The company said last week that it would pay out a bumper €5.5bn to shareholders after a profits boost from an increased stake in its Chinese joint venture as well as higher prices for its expensive premium cars.
The company said it expected an operating margin in the range of 8 to 10 per cent in 2023.
Chief executive Oliver Zipse said he agreed with other car executives, such as Volkswagen and Porsche boss Oliver Blume, that the EU should allow e-fuels to help decarbonisation.
Germany and Italy are among the countries with large car industries that at the last minute blocked a planned EU vote on the ban of combustion engines, demanding that the bloc make concessions for e-fuels.

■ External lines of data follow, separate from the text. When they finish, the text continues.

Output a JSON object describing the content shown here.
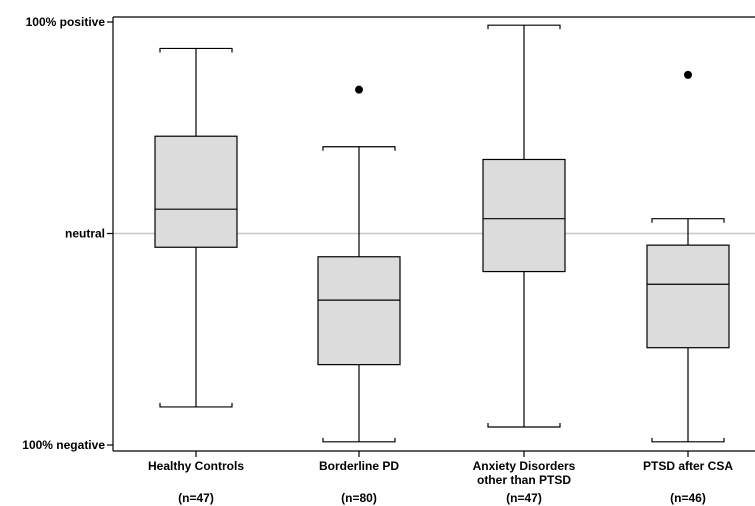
{
  "chart_data": {
    "type": "box",
    "title": "",
    "xlabel": "",
    "ylabel": "",
    "ylim": [
      -100,
      100
    ],
    "y_ticks": [
      {
        "value": 100,
        "label": "100% positive"
      },
      {
        "value": 0,
        "label": "neutral"
      },
      {
        "value": -100,
        "label": "100% negative"
      }
    ],
    "reference_line": {
      "value": 0,
      "color": "#c8c8c8"
    },
    "box_fill": "#dcdcdc",
    "grid": false,
    "series": [
      {
        "category": "Healthy Controls",
        "n_label": "(n=47)",
        "whisker_low": -82,
        "q1": -6.5,
        "median": 11.5,
        "q3": 46,
        "whisker_high": 87.5,
        "outliers": []
      },
      {
        "category": "Borderline PD",
        "n_label": "(n=80)",
        "whisker_low": -98.5,
        "q1": -62,
        "median": -31.5,
        "q3": -11,
        "whisker_high": 41,
        "outliers": [
          68
        ]
      },
      {
        "category": "Anxiety Disorders other than PTSD",
        "n_label": "(n=47)",
        "whisker_low": -91.5,
        "q1": -18,
        "median": 7,
        "q3": 35,
        "whisker_high": 98.5,
        "outliers": []
      },
      {
        "category": "PTSD after CSA",
        "n_label": "(n=46)",
        "whisker_low": -98.5,
        "q1": -54,
        "median": -24,
        "q3": -5.5,
        "whisker_high": 7,
        "outliers": [
          75
        ]
      }
    ]
  }
}
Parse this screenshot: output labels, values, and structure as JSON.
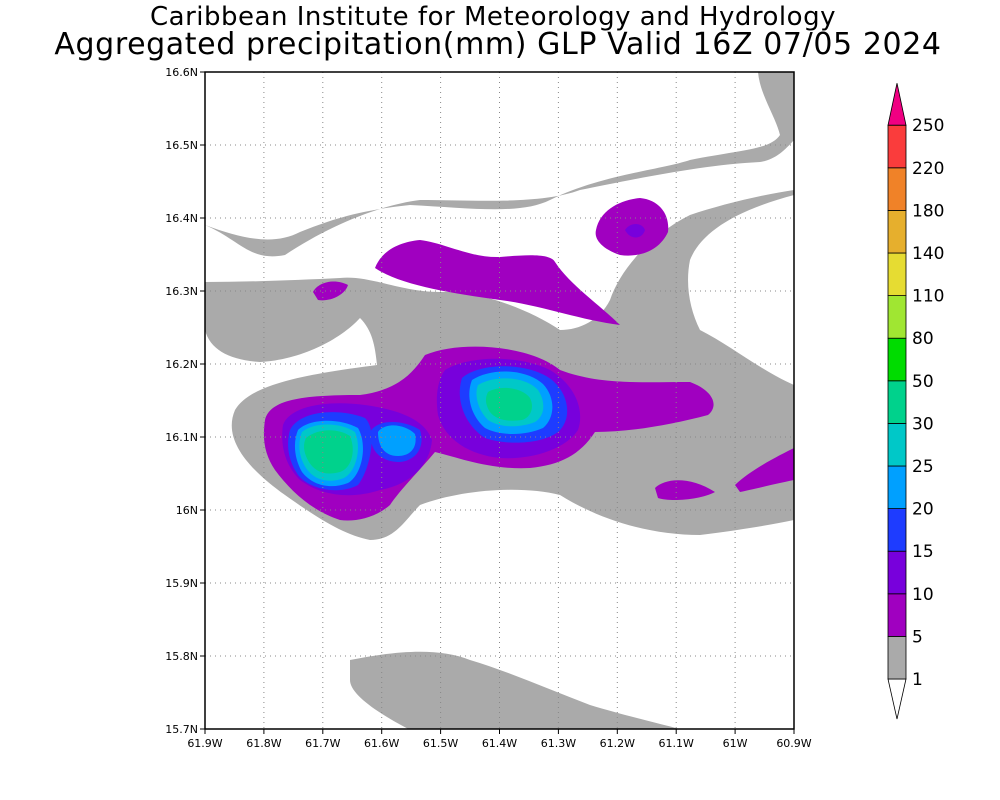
{
  "header": {
    "institute": "Caribbean Institute for Meteorology and Hydrology",
    "product": "Aggregated precipitation(mm) GLP Valid 16Z 07/05 2024"
  },
  "map": {
    "lon_range": [
      -61.9,
      -60.9
    ],
    "lat_range": [
      15.7,
      16.6
    ],
    "x_ticks": [
      {
        "value": -61.9,
        "label": "61.9W"
      },
      {
        "value": -61.8,
        "label": "61.8W"
      },
      {
        "value": -61.7,
        "label": "61.7W"
      },
      {
        "value": -61.6,
        "label": "61.6W"
      },
      {
        "value": -61.5,
        "label": "61.5W"
      },
      {
        "value": -61.4,
        "label": "61.4W"
      },
      {
        "value": -61.3,
        "label": "61.3W"
      },
      {
        "value": -61.2,
        "label": "61.2W"
      },
      {
        "value": -61.1,
        "label": "61.1W"
      },
      {
        "value": -61.0,
        "label": "61W"
      },
      {
        "value": -60.9,
        "label": "60.9W"
      }
    ],
    "y_ticks": [
      {
        "value": 16.6,
        "label": "16.6N"
      },
      {
        "value": 16.5,
        "label": "16.5N"
      },
      {
        "value": 16.4,
        "label": "16.4N"
      },
      {
        "value": 16.3,
        "label": "16.3N"
      },
      {
        "value": 16.2,
        "label": "16.2N"
      },
      {
        "value": 16.1,
        "label": "16.1N"
      },
      {
        "value": 16.0,
        "label": "16N"
      },
      {
        "value": 15.9,
        "label": "15.9N"
      },
      {
        "value": 15.8,
        "label": "15.8N"
      },
      {
        "value": 15.7,
        "label": "15.7N"
      }
    ],
    "grid": "dotted"
  },
  "colorbar": {
    "levels": [
      {
        "label": "1",
        "color": "#aaaaaa"
      },
      {
        "label": "5",
        "color": "#a000c0"
      },
      {
        "label": "10",
        "color": "#7800dc"
      },
      {
        "label": "15",
        "color": "#1e3cff"
      },
      {
        "label": "20",
        "color": "#00a0ff"
      },
      {
        "label": "25",
        "color": "#00c8c8"
      },
      {
        "label": "30",
        "color": "#00d28c"
      },
      {
        "label": "50",
        "color": "#00dc00"
      },
      {
        "label": "80",
        "color": "#a0e632"
      },
      {
        "label": "110",
        "color": "#e6dc32"
      },
      {
        "label": "140",
        "color": "#e6af2d"
      },
      {
        "label": "180",
        "color": "#f08228"
      },
      {
        "label": "220",
        "color": "#fa3c3c"
      },
      {
        "label": "250",
        "color": "#f00082"
      }
    ],
    "under_color": "#ffffff",
    "over_color": "#f00082"
  }
}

BMW has long been an advocate for hydrogen-powered vehicles as an alternative alongside battery-driven cars as the EU prepares to ban combustion engines by 2035.
The company, which this year launched a pilot series of a BMW iX5 fuelled by hydrogen, said it was considering building a plant to produce cars that run on the gas by the end of the decade “depending on market requirements and conditions”.
The group added “that not all markets worldwide will have the necessary framework conditions for all customers to switch to pure electromobility in the next decade”.